Embora o controle da freqüência cardíaca em portadores de fibrilação atrial (FA) esteja associado a desfechos similares comparado ao controle do ritmo cardíaco, o nível ideal de freqüência cardíaca na FA controlada ainda é desconhecido. As diretrizes atuais recomendam o controle rígido da freqüência cardíaca, embora não existam estudos que suportem esta hipótese. O estudo RACE II investigou se o controle permissivo da freqüência cardíaca seria não inferior ao controle rígido em pacientes com FA permanente.

Objetivo: Controle da freqüência cardíaca permissiva é não inferior ao controle rígido em pacientes com FA permanente.

Métodos: Pacientes com FA foram randomizados para controle permissivo da freqüência cardíaca (freqüência alvo em repouso < 110 bpm) ou controle rígido (alvo de freqüência cardíaca em repouso < 80 bpm e < 110 para exercícios moderados) A freqüência cardíaca foi controlada com o uso de betabloqueadores (45%), bloqueadores de canal de cálcio não-diidropiridinicos (6%) ou digoxina (7,2%) ou uma combinação deles. Um pequeno número de pacientes também recebeu sotalol (5,0%) e amiodarona (1,3%). Muitos pacientes recebiam inibidores de enzima de conversão de angiotensina (49,8%), estatina (28,8%), antagonistas da vitamina K (5,0%) e amiodarona (1,3%) no momento da randomização.

Resultados: Um total de 614 pacientes foram randomizados, sendo 311 deles para controle permissivo e 303 para controle rígido.

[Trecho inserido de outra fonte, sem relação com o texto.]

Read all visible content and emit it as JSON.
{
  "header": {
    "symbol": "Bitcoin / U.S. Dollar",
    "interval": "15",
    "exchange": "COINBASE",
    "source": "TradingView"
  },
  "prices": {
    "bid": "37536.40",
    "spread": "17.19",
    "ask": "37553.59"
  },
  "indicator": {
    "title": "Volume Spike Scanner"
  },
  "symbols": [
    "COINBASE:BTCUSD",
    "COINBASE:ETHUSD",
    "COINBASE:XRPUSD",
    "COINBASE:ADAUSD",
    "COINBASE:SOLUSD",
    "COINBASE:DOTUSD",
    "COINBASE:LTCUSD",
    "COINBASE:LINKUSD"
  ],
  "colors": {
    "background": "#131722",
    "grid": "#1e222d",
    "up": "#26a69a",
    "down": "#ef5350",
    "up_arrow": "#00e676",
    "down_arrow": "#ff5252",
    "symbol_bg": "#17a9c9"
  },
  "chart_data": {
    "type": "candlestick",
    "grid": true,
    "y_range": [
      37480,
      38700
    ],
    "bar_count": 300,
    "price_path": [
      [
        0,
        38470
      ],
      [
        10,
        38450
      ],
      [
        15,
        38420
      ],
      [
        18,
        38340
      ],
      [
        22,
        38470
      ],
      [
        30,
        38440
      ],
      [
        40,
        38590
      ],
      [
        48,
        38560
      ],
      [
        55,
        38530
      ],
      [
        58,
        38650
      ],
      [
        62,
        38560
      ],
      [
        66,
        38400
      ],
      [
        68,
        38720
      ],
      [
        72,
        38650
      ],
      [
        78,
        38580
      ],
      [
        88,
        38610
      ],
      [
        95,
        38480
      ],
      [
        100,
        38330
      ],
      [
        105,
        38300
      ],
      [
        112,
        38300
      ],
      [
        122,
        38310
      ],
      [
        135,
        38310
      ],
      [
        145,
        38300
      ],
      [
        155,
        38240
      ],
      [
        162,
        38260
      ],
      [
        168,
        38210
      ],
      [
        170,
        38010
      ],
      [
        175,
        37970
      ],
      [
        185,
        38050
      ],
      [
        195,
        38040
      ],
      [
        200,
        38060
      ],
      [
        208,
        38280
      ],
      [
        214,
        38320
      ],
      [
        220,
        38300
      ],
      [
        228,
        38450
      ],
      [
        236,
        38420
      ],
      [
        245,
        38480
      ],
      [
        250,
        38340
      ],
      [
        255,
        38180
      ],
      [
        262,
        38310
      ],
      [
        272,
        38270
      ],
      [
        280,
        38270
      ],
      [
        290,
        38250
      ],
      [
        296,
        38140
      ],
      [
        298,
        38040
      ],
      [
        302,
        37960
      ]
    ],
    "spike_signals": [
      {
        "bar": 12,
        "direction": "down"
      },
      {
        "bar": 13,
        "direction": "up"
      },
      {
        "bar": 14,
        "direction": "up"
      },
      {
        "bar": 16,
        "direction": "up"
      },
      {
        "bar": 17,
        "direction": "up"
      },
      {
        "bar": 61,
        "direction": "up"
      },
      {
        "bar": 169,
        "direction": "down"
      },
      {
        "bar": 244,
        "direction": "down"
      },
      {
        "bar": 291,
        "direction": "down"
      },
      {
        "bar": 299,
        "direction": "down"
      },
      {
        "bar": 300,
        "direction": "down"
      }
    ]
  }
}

As características basais foram similares nos dois grupos. A freqüência cardíaca média de repouso foi 96 bpm. A duração média da FA nos pacientes era de 18 meses, enquanto a média da duração dos casos de FA permanente eram 3 meses. Doença cardíaca valvar encontrava-se presente em 20% dos pacientes. Aproximadamente, 56,7% dos pacientes tinham sintomas de FA e 1,8% tinham somente FA sem outras patologias. A maioria dos pacientes tinha escore CHADS2 de 0 a 1 (60,7%) e 13,4% tinham CHADS2 >2.

A média da freqüência cardíaca após a fase final do ajuste de dose era 93 + 9 bpm no grupo permissivo, quando comparado a 76 + 12 bpm no grupo de controle rígido (p<0,001). Somente nove pacientes em ambos os grupos tinham ritmo sinusal ao final do seguimento. A freqüência cardíaca alvo foi alcançada em 97,7% dos pacientes no grupo permissivo e 67% no controle rígido (p<0,001).

Somente 1,9% dos pacientes com controle permissivo e 75,2% com controle estrito tiveram freqüência cardíaca de repouso <80 bpm. Já durante atividade física, 72,6% dos pacientes com controle rígido atingiram freqüência<110 bpm. Cerca de metade dos pacientes do grupo estrito não puderam atingir a freqüência cardíaca alvo devido a eventos adversos ou outra causa que não teve correlação com uso das drogas.

A incidência acumulada em 3 anos para o desfecho primário (morte cardiovascular, hospitalização por insuficiência cardíaca ou acidente vascular encefálico, embolismo sistêmico, sangramento maior, arritmia e implante de marcapasso permanente ou cardiodesfibrilador implantável) foi similar entre os dois grupos (12,9% versus 14,9%, Hazard Ratio 0,84, 90% CI 0,58-1,21, p para não inferioridade = 0.001). Isto foi verdadeiro para pacientes independente do escore de CHADS2. Estas foram, respectivamente, as taxas de desfechos secundários no grupo permissivo versus controle rígido: morte cardiovascular (2,9% versus 3,9%), insuficiência cardíaca congestiva (3,8% vs 4,1%), sangramento (5,3% vs 4,5%), sincope (1% versus 1%) e implante de marcapasso (0,8% vs 1,4%). A incidência de acidente vascular encefálico foi significativamente menor no grupo permissivo comparado ao grupo rígido (1,6% vs 3,9%, p<0,05).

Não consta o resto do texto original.